Tutti i dettagli dell'evento sismico che ha colpito la costa Est dell'Isola del Nord e l'analisi della faglia di Hikurangi

Un forte terremoto magnitudo 5.6 ha scosso la regione della costa Est dell’Isola del Nord in Nuova Zelanda. L’evento sismico è stato registrato alle 10:35 ora italiana,. Secondo i dati appena rilasciati dall’INGV, l’ipocentro è stato localizzato alla profondità di 33 km. L’area dell’Isola del Nord rappresenta il settore più cruciale per la comprensione delle complesse dinamiche tettoniche globali, essendo l’esatto punto d’incontro tra imponenti zolle crostali soggette a continui movimenti sotterranei.

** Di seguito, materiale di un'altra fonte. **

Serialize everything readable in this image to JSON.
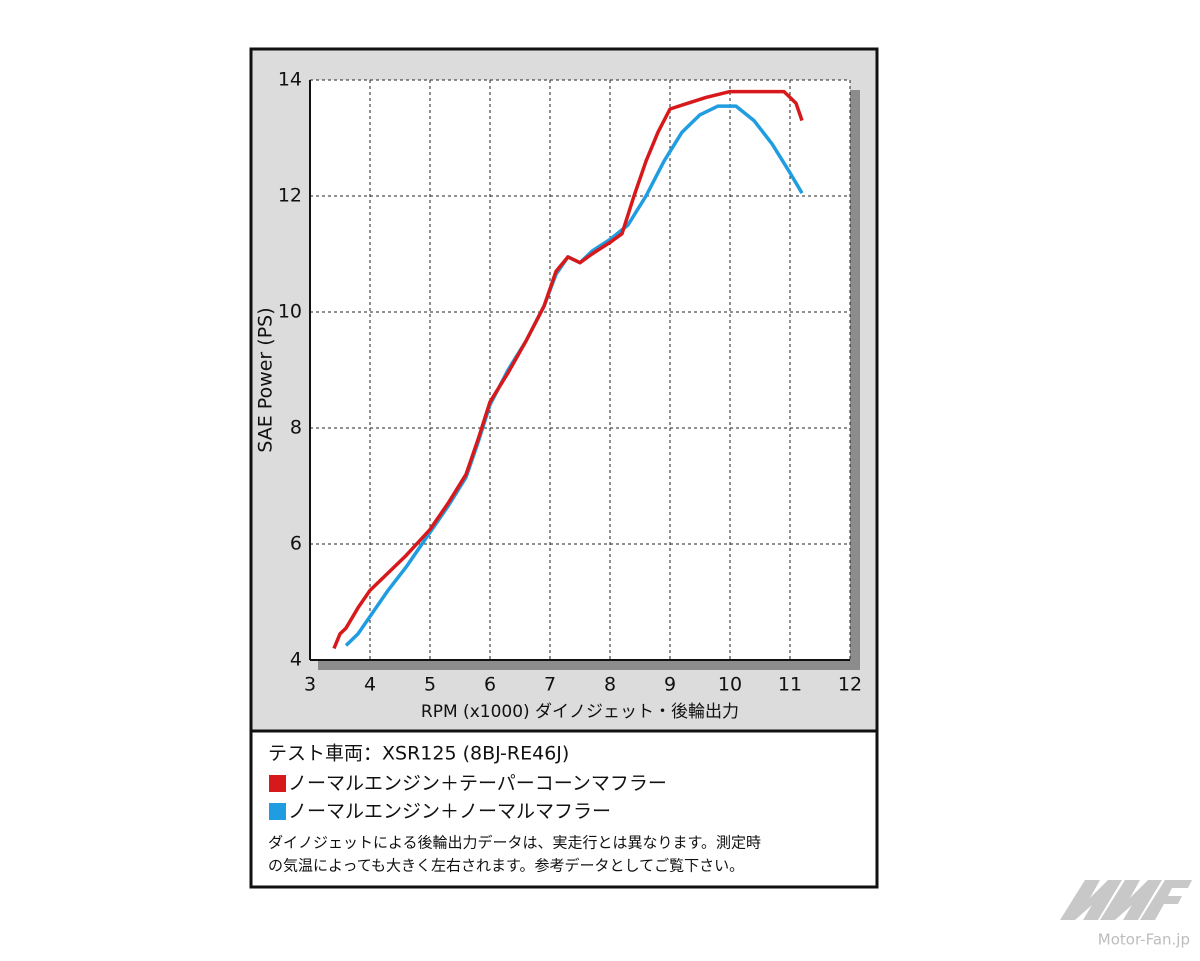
{
  "chart_data": {
    "type": "line",
    "x_label": "RPM (x1000) ダイノジェット・後輪出力",
    "y_label": "SAE Power (PS)",
    "xlim": [
      3,
      12
    ],
    "xticks": [
      3,
      4,
      5,
      6,
      7,
      8,
      9,
      10,
      11,
      12
    ],
    "ylim": [
      4,
      14
    ],
    "yticks": [
      4,
      6,
      8,
      10,
      12,
      14
    ],
    "grid": true,
    "legend_title": "テスト車両：XSR125 (8BJ-RE46J)",
    "series": [
      {
        "name": "ノーマルエンジン＋テーパーコーンマフラー",
        "color": "#d7191c",
        "x": [
          3.4,
          3.5,
          3.6,
          3.8,
          4,
          4.3,
          4.6,
          5,
          5.3,
          5.6,
          5.8,
          6,
          6.3,
          6.6,
          6.9,
          7.1,
          7.3,
          7.5,
          7.7,
          8,
          8.2,
          8.4,
          8.6,
          8.8,
          9,
          9.3,
          9.6,
          10,
          10.3,
          10.6,
          10.9,
          11,
          11.1,
          11.2
        ],
        "values": [
          4.2,
          4.45,
          4.55,
          4.9,
          5.2,
          5.5,
          5.8,
          6.25,
          6.7,
          7.2,
          7.8,
          8.45,
          8.95,
          9.5,
          10.1,
          10.7,
          10.95,
          10.85,
          11.0,
          11.2,
          11.35,
          12.0,
          12.6,
          13.1,
          13.5,
          13.6,
          13.7,
          13.8,
          13.8,
          13.8,
          13.8,
          13.7,
          13.6,
          13.3
        ]
      },
      {
        "name": "ノーマルエンジン＋ノーマルマフラー",
        "color": "#1f9de0",
        "x": [
          3.6,
          3.8,
          4,
          4.3,
          4.6,
          5,
          5.3,
          5.6,
          5.8,
          6,
          6.3,
          6.6,
          6.9,
          7.1,
          7.3,
          7.5,
          7.7,
          8,
          8.3,
          8.6,
          8.9,
          9.2,
          9.5,
          9.8,
          10.1,
          10.4,
          10.7,
          11,
          11.2
        ],
        "values": [
          4.25,
          4.45,
          4.75,
          5.2,
          5.6,
          6.2,
          6.65,
          7.15,
          7.75,
          8.4,
          9.0,
          9.5,
          10.1,
          10.65,
          10.95,
          10.85,
          11.05,
          11.25,
          11.5,
          12.0,
          12.6,
          13.1,
          13.4,
          13.55,
          13.55,
          13.3,
          12.9,
          12.4,
          12.05
        ]
      }
    ],
    "notes": [
      "ダイノジェットによる後輪出力データは、実走行とは異なります。測定時",
      "の気温によっても大きく左右されます。参考データとしてご覧下さい。"
    ],
    "source": "Motor-Fan.jp"
  }
}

La zona di subduzione di Hikurangi e l’origine dei sismi

La causa principale di questa intensa attività tellurica risiede nella complessa interazione tra le placche tettoniche. Al largo della costa Est dell’Isola del Nord, la placca tettonica del Pacifico spinge e si immerge al di sotto della placca australiana. Questo processo geologico prende il nome di subduzione e l’area specifica è nota come zona di subduzione di Hikurangi. Gli scienziati considerano questa faglia come la potenziale fonte del più grande rischio sismico e di tsunami per la nazione. In quest’area la crosta continentale si muove sia attraverso lenti scivolamenti sotterranei, che possono durare mesi, sia attraverso improvvise e forti rotture storiche che scatenano violenti terremoti.

I precedenti storici e i grandi terremoti del passato

La Nuova Zelanda possiede la prima linea di faglia per pericolosità della regione oceanica e la storia sismica è costellata da eventi di estrema gravità. Il primo grande terremoto storico registrato nel Paese risale al 1855 nella regione di Wairarapa. Con la magnitudo stimata di 8.2, il sisma causò lo spostamento del terreno fino a 6 metri nella parte Sud dell’Isola del Nord. L’evento più letale rimane tuttavia il terremoto di Hawke’s Bay del 3 febbraio 1931. Questa scossa di magnitudo 7.8 colpì devastando le città di Napier e Hastings, causando la morte di 256 persone. Più recentemente, la costa a Nord/Est è stata teatro di importanti scosse, come i 2 terremoti del 1947, con magnitudo comprese tra 6.9 e 7.1, che generarono tsunami locali con onde alte fino a 10 metri. L’ennesimo forte sisma, di magnitudo 7.2, colpì nuovamente Wairarapa nel 1942, danneggiando oltre 10mila camini nella sola città di Wellington.